The iPad's generous 9.5" display makes it more appealing to those who are more pictorially interactive, using the iPad for more than just text-based purposes. iDesk for iPad is a canvas drawing tool with some unique features like shape recognition and cross deleting, allowing your fingers to do the talking.
The interface of iDesk is refreshingly clean, with more than 80% of the screen being taken up by a document. Two menu bars at the top and bottom offer a wide variety of options: up top you'll find access to your library of documents; e-mail facilities; trash and new document creation. Down below is where all the customization happens, including the ability to draw an object, write text, change the colour of an object, move objects about, copy objects and an undo function. A help guide is also present to ensure that you're making full use of iDesk.

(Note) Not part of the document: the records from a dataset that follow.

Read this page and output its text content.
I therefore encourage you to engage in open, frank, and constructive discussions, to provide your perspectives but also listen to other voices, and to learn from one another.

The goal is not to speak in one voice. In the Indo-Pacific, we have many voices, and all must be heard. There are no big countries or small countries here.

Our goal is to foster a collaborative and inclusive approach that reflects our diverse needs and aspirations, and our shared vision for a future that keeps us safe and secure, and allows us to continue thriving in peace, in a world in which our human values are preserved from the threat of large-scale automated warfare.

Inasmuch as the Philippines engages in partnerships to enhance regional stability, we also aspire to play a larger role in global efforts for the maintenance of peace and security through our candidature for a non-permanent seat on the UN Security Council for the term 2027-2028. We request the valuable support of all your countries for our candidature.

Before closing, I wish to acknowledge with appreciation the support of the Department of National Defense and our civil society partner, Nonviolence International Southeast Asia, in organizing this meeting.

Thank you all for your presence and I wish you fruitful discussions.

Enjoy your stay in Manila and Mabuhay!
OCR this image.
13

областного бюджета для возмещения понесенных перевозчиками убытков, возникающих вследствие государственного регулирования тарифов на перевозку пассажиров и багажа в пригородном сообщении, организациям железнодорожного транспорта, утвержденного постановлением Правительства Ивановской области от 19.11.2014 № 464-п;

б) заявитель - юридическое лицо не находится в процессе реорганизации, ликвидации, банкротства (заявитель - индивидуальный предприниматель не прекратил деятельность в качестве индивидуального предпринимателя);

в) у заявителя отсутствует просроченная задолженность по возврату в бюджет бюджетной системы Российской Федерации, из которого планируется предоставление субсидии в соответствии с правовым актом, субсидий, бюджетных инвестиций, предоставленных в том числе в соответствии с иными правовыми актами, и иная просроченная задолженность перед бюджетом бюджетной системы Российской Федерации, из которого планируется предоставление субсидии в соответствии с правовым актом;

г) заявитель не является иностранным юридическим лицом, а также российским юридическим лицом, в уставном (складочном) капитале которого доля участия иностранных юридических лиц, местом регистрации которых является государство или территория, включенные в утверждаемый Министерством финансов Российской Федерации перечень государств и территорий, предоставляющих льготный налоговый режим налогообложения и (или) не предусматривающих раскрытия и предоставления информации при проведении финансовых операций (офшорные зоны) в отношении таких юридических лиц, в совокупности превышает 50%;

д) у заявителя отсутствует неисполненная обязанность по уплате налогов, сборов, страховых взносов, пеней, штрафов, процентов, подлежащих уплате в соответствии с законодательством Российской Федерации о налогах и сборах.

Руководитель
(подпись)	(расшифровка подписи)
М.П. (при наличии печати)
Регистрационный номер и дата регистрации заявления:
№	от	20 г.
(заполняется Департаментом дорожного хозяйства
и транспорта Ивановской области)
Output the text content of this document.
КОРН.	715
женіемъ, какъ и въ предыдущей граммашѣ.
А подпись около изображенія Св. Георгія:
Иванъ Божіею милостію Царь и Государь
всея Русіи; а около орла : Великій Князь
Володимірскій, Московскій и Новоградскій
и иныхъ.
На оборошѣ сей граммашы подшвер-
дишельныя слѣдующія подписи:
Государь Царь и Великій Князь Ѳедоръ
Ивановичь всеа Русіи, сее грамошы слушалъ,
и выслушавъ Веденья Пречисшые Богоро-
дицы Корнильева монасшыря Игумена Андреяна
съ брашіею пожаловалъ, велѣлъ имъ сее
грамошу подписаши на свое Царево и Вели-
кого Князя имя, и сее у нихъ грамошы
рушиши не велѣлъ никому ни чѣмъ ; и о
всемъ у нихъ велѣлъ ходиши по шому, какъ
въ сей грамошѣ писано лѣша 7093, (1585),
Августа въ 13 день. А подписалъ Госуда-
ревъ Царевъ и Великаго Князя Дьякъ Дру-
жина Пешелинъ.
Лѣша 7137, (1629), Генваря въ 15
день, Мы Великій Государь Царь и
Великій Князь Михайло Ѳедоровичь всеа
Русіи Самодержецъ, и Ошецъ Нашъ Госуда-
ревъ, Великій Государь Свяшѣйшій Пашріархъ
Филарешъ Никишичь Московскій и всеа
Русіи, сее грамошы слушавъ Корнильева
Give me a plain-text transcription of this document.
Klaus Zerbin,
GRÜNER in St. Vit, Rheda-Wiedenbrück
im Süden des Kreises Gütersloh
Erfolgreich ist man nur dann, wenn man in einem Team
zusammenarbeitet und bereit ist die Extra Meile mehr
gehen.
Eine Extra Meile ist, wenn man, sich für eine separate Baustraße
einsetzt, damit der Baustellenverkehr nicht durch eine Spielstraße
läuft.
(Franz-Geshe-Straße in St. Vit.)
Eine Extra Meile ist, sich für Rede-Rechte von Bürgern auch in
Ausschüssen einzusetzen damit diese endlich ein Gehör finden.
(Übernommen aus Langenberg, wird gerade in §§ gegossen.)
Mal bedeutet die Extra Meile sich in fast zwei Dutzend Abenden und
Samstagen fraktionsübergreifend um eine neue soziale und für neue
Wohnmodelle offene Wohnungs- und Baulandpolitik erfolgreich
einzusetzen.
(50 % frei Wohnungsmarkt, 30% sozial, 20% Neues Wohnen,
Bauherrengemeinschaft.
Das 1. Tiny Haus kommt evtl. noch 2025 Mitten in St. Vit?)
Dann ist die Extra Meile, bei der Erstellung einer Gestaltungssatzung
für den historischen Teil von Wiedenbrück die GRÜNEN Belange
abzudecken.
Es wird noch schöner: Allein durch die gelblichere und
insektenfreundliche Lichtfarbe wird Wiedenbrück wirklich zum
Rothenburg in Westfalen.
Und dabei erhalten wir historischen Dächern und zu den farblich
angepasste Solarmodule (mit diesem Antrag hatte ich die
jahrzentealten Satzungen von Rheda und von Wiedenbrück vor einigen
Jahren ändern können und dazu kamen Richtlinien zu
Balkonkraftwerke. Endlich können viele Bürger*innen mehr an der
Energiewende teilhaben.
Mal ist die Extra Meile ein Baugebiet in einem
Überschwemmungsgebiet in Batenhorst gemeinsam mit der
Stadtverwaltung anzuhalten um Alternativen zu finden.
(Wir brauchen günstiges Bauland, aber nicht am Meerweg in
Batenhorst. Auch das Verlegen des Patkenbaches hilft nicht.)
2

The application is intuitive, particularly in the two features noted in the opening paragraph: shape recognition and cross deleting. The former, as the name suggests, recognizes a rough shape that you draw and turns it into a properly balanced object. Uneven circles become perfectly smooth, odd rectangles transform into having perfectly parallel edges etc. There does remain enough intuition for iDesk to recognize custom shapes, meaning you aren't limited to standard shapes. The cross delete feature is equally cool, where you simply write an "X" over an object that you want deleted. However, this is great right up until the point where you want to draw an X (for example, the technical symbol for a lightbulb contains an X in it).
Adding text into a box also reveals another much-welcomed feature: auto-resizing. You don't choose the size of the text that you want, rather simply write everything that you want to and iDesk will take care of the rest. A certain amount of space is automatically provided against the edges of the object you are writing text in, to ensure that your document looks clean and is easily readable. Whilst this doesn't work perfectly for circles, in straight-line objects it works fine.
iDesk fills a gap that Apple has yet to address. For that reason, it's worth checking out.